There’s growing interest in the study of silent film screenplays, particularly at the moment in Britain where so few silent film screenplays have survived, which only adds to the challenge. Charles Barr’s work on Eliot Stannard, Hitchcock’s scenarist in the silent era, has been followed by the ongoing research of Ian McDonald at University of Leeds, who is conducting a survey of extant British silent film scripts.

All of which preamble introduces the latest addition to the Bioscope Library, J. Berg Esenwein and Arthur Leeds’ Writing the Photoplay, first published 1913 and then in a revised version in 1919. It is the latter that is available from Project Gutenberg.

It is a standard ‘how to’ guide, published by the Home Corresspondence School of Springfield, Mass. (odd how Springfields keep turning up these days), so presumably it ended up being read by those more optimistic than talented. Nevertheless, it says all the right things (“Action is the most important word in the vocabulary of the photoplaywright”), and it goes into great detail about the process of producing a screenplay, covering its component parts, how a script should look, the mechanical production of a film script, devising a scenario, delineating characters, the use and misuse of titles, and how to market a screenplay. There is an example of a completed screenplay, Everybody’s Girl (adapted from an O. Henry story and released by Vitagraph in 1918). There is also some amusing advice on what not to try and include in your screenplay (expensive scenes like the sinking of ships, ‘trick animals’, special costumes), and advice on what not to include in your screenplay owing to the attentions of the censor (“Write as your conscience and a sense of decency as an individual and as a good citizen dictate”).

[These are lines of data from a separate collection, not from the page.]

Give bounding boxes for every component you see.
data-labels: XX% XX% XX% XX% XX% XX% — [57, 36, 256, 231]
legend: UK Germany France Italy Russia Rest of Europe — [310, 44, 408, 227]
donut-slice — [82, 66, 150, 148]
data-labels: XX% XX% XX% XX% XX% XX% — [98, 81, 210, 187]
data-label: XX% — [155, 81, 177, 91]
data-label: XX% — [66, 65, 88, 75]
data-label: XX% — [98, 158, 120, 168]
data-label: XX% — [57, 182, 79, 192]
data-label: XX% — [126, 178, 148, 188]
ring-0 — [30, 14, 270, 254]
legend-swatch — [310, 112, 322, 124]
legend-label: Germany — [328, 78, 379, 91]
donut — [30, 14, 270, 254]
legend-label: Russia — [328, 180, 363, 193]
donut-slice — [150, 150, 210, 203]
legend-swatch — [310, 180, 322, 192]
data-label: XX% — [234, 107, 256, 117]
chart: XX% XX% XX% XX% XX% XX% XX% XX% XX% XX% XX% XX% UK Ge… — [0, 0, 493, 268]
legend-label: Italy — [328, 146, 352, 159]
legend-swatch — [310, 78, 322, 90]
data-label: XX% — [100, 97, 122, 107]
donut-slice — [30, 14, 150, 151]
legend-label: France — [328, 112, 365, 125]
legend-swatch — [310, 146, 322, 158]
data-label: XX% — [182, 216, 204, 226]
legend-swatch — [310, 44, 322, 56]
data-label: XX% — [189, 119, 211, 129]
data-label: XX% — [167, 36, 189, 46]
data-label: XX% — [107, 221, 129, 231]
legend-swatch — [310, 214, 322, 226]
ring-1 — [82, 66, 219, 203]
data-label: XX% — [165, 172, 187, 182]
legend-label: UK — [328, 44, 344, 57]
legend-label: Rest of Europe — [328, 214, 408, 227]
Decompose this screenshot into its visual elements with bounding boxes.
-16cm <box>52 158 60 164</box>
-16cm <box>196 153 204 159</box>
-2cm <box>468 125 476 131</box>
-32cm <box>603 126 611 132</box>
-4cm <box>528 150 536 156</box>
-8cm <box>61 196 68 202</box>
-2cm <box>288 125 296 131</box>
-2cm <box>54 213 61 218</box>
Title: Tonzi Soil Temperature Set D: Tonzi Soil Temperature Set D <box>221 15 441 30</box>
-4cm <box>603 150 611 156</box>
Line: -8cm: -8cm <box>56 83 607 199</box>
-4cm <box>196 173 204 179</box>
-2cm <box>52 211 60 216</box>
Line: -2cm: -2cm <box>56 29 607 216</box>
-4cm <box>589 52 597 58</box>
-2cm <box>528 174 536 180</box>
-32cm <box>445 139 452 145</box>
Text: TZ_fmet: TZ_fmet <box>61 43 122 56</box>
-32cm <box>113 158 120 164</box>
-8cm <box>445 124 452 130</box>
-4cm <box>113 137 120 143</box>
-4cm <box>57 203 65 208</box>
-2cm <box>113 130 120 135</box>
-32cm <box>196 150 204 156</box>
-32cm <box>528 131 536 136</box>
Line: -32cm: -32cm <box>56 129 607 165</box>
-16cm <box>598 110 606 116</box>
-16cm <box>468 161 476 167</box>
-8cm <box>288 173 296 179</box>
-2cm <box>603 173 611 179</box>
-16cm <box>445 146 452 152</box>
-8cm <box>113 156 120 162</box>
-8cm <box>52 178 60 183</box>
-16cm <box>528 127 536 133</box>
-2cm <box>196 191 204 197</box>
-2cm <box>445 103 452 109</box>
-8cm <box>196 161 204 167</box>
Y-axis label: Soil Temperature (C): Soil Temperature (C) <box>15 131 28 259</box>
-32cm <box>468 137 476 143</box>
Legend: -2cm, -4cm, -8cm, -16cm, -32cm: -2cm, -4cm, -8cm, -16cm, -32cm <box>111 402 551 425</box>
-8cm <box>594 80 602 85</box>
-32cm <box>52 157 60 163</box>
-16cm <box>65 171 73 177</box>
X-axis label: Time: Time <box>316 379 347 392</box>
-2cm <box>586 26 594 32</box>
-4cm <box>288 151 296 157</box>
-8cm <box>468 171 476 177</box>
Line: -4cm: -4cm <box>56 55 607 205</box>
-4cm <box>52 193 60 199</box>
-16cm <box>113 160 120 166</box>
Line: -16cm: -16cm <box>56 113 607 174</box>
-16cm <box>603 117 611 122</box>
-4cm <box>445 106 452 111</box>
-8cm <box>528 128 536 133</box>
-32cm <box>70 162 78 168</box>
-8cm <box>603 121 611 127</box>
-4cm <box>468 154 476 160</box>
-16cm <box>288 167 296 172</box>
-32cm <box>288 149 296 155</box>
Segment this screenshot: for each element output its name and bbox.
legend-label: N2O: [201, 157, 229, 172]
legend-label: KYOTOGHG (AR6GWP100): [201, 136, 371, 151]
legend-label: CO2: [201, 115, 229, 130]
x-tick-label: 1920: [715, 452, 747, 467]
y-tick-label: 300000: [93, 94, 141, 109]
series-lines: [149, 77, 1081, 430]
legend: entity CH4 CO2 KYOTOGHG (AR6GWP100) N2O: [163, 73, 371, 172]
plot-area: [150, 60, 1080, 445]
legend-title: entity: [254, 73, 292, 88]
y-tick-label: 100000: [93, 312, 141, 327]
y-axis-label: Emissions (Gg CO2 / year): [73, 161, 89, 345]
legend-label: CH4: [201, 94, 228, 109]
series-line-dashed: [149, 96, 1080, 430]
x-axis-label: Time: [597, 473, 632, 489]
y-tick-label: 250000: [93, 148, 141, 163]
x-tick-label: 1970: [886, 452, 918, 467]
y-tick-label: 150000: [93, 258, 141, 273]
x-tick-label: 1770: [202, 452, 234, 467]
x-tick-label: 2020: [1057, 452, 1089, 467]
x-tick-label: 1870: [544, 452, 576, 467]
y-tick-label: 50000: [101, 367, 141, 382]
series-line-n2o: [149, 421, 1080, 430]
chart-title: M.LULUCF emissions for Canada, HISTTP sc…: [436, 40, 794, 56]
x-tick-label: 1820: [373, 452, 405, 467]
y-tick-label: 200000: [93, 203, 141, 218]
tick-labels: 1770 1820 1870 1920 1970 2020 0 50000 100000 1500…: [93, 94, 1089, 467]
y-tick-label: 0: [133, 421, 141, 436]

It’s all sensible stuff, with interesting insights throughout and plenty of incidental comments on the routine of film production that is useful to the researcher now. There are some good photographs on studio production, and Gutenberg have most helpfully provided hyperlinks not only for chapters and illustrations, but for the index at the back. E-books just get better and better. It’s available from Project Gutenberg in HTML (747KB) and plain TXT (624KB).